5.2 Final Remarks
The service described in this paper offers an
innovative environment that allows users “immerse”
in Web 2.0 interaction paradigms and exploit its
enormous potential to collaborate through
reviewing, commenting on and extending the shared
content. The Dicode environment enables
stakeholders maintain chains of views and opinions,
accompanied by the supporting data, which may
reflect, at any time, the current collective knowledge
on the issue under consideration, and justify a
particular decision made or action taken.
The proposed service may fully cover the needs
of the three stages of situational awareness needed in
the above settings (Haendel et al., 2012; Kahn,
2011), namely perception (i.e. perceive the status,
attributes, and dynamics of relevant elements in the
setting under consideration), comprehension (i.e.
perform a synthesis of disjointed elements of the
previous stage through the processes of pattern
recognition, interpretation, and evaluation), and
projection (i.e. extrapolate information from
previous stages to find out how it will affect future
instances of the operational setting) (Endsley, 1995).
Moreover, the development of the proposed service
has adopted an agile, analytic and adaptive approach
that enables stakeholders to fully leverage and reap
the benefits of the associated biomedical “big data”.
Such an approach can improve the quality and
effectiveness of decisions in the context under
consideration.
The service described in this paper has been
integrated in the Dicode workbench environment (de
la Calle et al., 2012), which is a web-based
application that integrates - at the level of the user
interface - various data mining and collaboration
support services.

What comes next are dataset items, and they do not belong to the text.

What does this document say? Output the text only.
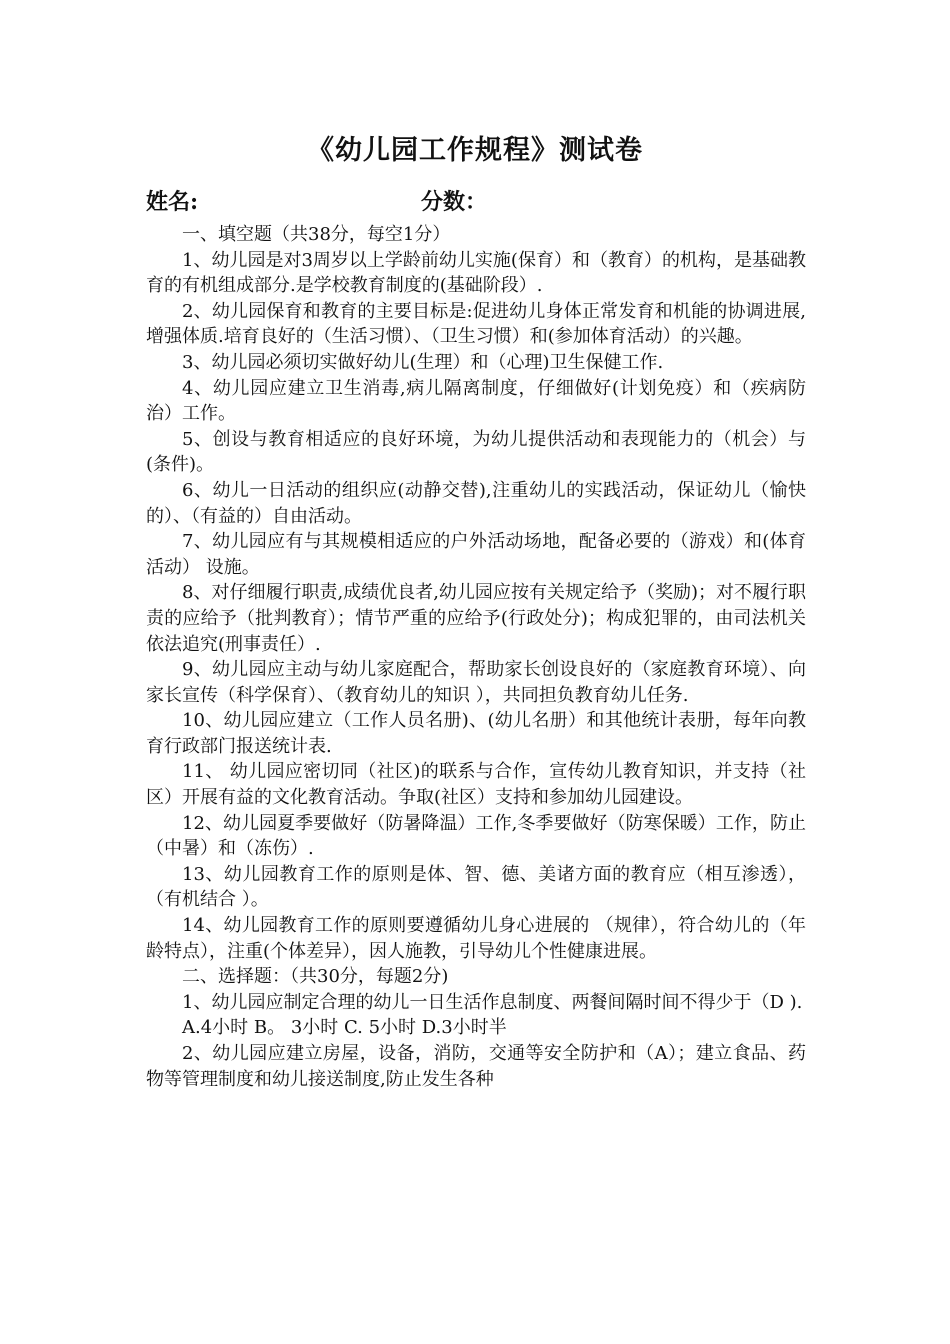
《幼儿园工作规程》测试卷
姓名:	分数：

一、填空题（共38分，每空1分）

1、幼儿园是对3周岁以上学龄前幼儿实施(保育）和（教育）的机构，是基础教育的有机组成部分.是学校教育制度的(基础阶段）.

2、幼儿园保育和教育的主要目标是:促进幼儿身体正常发育和机能的协调进展,增强体质.培育良好的（生活习惯）、（卫生习惯）和(参加体育活动）的兴趣。

3、幼儿园必须切实做好幼儿(生理）和（心理)卫生保健工作.

4、幼儿园应建立卫生消毒,病儿隔离制度，仔细做好(计划免疫）和（疾病防治）工作。

5、创设与教育相适应的良好环境，为幼儿提供活动和表现能力的（机会）与(条件)。

6、幼儿一日活动的组织应(动静交替),注重幼儿的实践活动，保证幼儿（愉快的）、（有益的）自由活动。

7、幼儿园应有与其规模相适应的户外活动场地，配备必要的（游戏）和(体育活动） 设施。

8、对仔细履行职责,成绩优良者,幼儿园应按有关规定给予（奖励)；对不履行职责的应给予（批判教育）；情节严重的应给予(行政处分)；构成犯罪的，由司法机关依法追究(刑事责任）.

9、幼儿园应主动与幼儿家庭配合，帮助家长创设良好的（家庭教育环境）、向家长宣传（科学保育）、（教育幼儿的知识 ），共同担负教育幼儿任务.

10、幼儿园应建立（工作人员名册)、(幼儿名册）和其他统计表册，每年向教育行政部门报送统计表.

11、 幼儿园应密切同（社区)的联系与合作，宣传幼儿教育知识，并支持（社区）开展有益的文化教育活动。争取(社区）支持和参加幼儿园建设。

12、幼儿园夏季要做好（防暑降温）工作,冬季要做好（防寒保暖）工作，防止（中暑）和（冻伤）.

13、幼儿园教育工作的原则是体、智、德、美诸方面的教育应（相互渗透），（有机结合 ）。

14、幼儿园教育工作的原则要遵循幼儿身心进展的 （规律），符合幼儿的（年龄特点），注重(个体差异），因人施教，引导幼儿个性健康进展。

二、选择题：（共30分，每题2分)

1、幼儿园应制定合理的幼儿一日生活作息制度、两餐间隔时间不得少于（D ).

A.4小时 B。 3小时 C. 5小时 D.3小时半

2、幼儿园应建立房屋，设备，消防，交通等安全防护和（A）；建立食品、药物等管理制度和幼儿接送制度,防止发生各种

The objective is to provide users
with a uniform and easy access to the available
Dicode services. The type and number of services
appearing on the Dicode workbench can be easily
configured by end users according to the needs of
the particular context and problem under
consideration. In such a way, current work practices
have been admittedly improved in terms of
efficiency and effectiveness. The issue of
information fragmentation as well as that of data and
decision provenance are properly addressed.

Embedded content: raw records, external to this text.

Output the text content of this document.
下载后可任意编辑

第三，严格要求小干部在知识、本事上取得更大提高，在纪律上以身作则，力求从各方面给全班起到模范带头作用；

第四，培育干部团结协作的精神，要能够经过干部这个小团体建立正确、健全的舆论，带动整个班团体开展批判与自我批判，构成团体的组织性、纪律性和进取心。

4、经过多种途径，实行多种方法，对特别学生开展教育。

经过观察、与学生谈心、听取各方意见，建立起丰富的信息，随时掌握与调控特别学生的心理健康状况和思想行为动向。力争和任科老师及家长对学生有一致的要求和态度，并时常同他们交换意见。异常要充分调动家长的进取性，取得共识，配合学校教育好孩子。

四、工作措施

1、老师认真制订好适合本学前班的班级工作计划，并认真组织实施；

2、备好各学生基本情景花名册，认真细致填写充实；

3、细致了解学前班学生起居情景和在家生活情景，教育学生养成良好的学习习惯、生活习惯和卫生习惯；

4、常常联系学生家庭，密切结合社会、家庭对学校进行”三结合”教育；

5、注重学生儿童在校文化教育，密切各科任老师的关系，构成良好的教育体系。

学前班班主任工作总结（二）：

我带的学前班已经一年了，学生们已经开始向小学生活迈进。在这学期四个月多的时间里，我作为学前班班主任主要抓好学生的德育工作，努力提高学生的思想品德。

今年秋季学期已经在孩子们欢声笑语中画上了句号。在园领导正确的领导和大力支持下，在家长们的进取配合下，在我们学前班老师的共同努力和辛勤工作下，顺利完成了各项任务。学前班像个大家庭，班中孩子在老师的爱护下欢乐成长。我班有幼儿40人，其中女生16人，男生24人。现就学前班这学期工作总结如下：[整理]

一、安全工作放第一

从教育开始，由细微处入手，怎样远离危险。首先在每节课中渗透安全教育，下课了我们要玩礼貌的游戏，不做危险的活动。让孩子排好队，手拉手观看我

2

Moreover, by providing users with useful hints, our
approach enables stakeholders figuring out how to
carry out their daily tasks in a more effective way.
Finally, the proposed service enables stakeholders to
follow and adopt innovative work methodologies,
which build on the synergy of human and machine
reasoning.
Future work directions include investigation of
additional services for data-intensive computing
(e.g. services already developed in projects such as
ADMIRE - http://www.admire-project.eu),
considering whether they can be integrated in the
Dicode environment. Also, a thorough investigation
of the Dataspace concept and the related data
management abstraction (Halevy et al., 2006),
considering its suitability to the purposes of our
approach.
ACKNOWLEDGEMENTS
This publication has been produced in the context of
the EU Collaborative Project “DICODE - Mastering
Data-Intensive Collaboration and Decision”, which
is co-funded by the European Commission under the
contract FP7-ICT-257184. This publication reflects
only the authors’ views and the Community is not
liable for any use that may be made of the
information contained therein.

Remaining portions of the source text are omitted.